Individual SNPs showed weak statistical significance with BC susceptibility. The interactions between RANKL-rs9533156 and OPG-rs2073618; OPG-rs2073618 with CHI3L1-rs4950928, VDR-rs2228570 and VDR-rs1544410; OPG-rs2073617 and VDR-rs1544410; VDR-rs2228570 and VDR-rs1544410 were strongly associated with increased BC risk after adjustment for multiple comparisons. No SNPs were in strong linkage disequilibrium. The TCTCTG-rs9533156-rs2073618-rs2073617-rs4950928-rs2228570-rs1544410 haplotype was significantly associated with increased BC risk (adjusted odds ratio = 8.33; 95% confidence interval, 1.32-52.46; P = .025) compared with controls. TCCCTG haplotype stratified BC patients according to estrogen receptor/progesterone receptor status. TCTCTA was positively associated, and TCTCTG and TGTCTG haplotypes inversely correlated with bone metastasis. Bioinformatic analysis revealed 13 proteins commonly interacting with our 4 genes; the most significant was signal transducer and activator of transcription 5B.
Our results suggested that a stronger combined effect of SNPs in RANKL, OPG, CHI3L1, and VDR genes via gene-gene interaction may help predict BC risk and prognosis.
乳腺癌(BC)的遗传易感性仍知之甚少。癌症相关基因的多个低外显率等位基因和基因-基因相互作用(上位性)的组合导致了 BC 的风险。核因子κB 配体(RANKL)、骨保护素(OPG)、几丁质酶 3 样蛋白 1(CHI3L1)和维生素 D 受体(VDR)基因中的遗传变异与乳腺癌的发生有关;然而,其上位性效应对 BC 易感性的影响尚未得到研究。我们研究了这些 4 个基因中的 6 个单核苷酸多态性(SNP)-SNP 相互作用和单倍型与埃及女性乳腺癌遗传易感性的关系。
研究了 115 例 BC 患者和 120 例无癌症对照者的数据。使用逻辑回归模型进行关联检验。

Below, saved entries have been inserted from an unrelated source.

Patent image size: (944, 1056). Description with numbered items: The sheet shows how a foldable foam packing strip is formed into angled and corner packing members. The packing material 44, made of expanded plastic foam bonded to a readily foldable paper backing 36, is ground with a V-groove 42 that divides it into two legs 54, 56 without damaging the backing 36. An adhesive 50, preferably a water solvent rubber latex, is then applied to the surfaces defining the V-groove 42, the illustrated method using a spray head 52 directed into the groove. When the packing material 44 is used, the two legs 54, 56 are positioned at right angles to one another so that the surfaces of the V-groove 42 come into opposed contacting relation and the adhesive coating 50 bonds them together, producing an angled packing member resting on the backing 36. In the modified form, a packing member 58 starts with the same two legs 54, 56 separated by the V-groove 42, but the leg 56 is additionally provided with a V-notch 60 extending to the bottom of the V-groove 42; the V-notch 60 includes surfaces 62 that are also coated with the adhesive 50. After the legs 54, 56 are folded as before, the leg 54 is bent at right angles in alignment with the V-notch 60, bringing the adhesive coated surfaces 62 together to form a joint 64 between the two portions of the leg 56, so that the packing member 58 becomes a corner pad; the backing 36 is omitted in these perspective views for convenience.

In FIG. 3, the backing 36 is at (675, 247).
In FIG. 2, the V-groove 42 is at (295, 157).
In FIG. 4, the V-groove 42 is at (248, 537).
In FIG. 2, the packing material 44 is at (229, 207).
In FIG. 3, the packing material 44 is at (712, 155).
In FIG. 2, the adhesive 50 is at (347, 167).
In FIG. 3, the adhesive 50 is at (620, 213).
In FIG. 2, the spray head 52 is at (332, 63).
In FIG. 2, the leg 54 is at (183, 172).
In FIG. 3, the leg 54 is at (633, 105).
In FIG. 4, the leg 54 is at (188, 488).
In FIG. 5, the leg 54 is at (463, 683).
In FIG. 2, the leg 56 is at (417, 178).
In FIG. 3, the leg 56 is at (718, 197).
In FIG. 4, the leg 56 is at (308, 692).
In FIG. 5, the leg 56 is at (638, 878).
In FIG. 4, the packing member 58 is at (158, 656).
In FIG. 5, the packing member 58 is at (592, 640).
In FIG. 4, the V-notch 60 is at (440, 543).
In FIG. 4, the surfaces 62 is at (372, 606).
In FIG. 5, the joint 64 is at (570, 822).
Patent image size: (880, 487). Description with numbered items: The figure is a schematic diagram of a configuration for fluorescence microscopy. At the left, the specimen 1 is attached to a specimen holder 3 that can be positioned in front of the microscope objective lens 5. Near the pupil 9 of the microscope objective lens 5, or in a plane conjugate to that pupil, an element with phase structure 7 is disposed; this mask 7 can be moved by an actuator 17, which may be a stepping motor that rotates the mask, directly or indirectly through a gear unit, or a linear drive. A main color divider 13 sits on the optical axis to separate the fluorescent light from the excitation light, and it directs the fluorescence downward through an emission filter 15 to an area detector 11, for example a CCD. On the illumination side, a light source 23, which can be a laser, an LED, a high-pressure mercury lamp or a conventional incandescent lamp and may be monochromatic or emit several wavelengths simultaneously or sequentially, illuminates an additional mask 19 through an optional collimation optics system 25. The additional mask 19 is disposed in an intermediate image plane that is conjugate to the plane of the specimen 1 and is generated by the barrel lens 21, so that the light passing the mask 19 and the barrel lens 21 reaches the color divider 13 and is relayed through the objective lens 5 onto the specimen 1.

单个 SNP 与 BC 易感性呈弱统计学意义。RANKL-rs9533156 和 OPG-rs2073618 之间的相互作用;OPG-rs2073618 与 CHI3L1-rs4950928、VDR-rs2228570 和 VDR-rs1544410 之间;OPG-rs2073617 和 VDR-rs1544410;VDR-rs2228570 和 VDR-rs1544410 在经过多次比较调整后与 BC 风险增加强烈相关。没有 SNP 处于强连锁不平衡状态。TCTCTG-rs9533156-rs2073618-rs2073617-rs4950928-rs2228570-rs1544410 单倍型与 BC 风险增加显著相关(调整后的优势比=8.33;95%置信区间,1.32-52.46;P=0.025)与对照组相比。TCCCTG 单倍型根据雌激素受体/孕激素受体状态对 BC 患者进行分层。TCTCTA 呈正相关,而 TCTCTG 和 TGTCTG 单倍型与骨转移呈负相关。生物信息学分析显示,有 13 种常见的蛋白质与我们的 4 个基因相互作用;最显著的是信号转导和转录激活因子 5B。
我们的结果表明,RANKL、OPG、CHI3L1 和 VDR 基因中 SNP 的更强组合效应通过基因-基因相互作用可能有助于预测 BC 的风险和预后。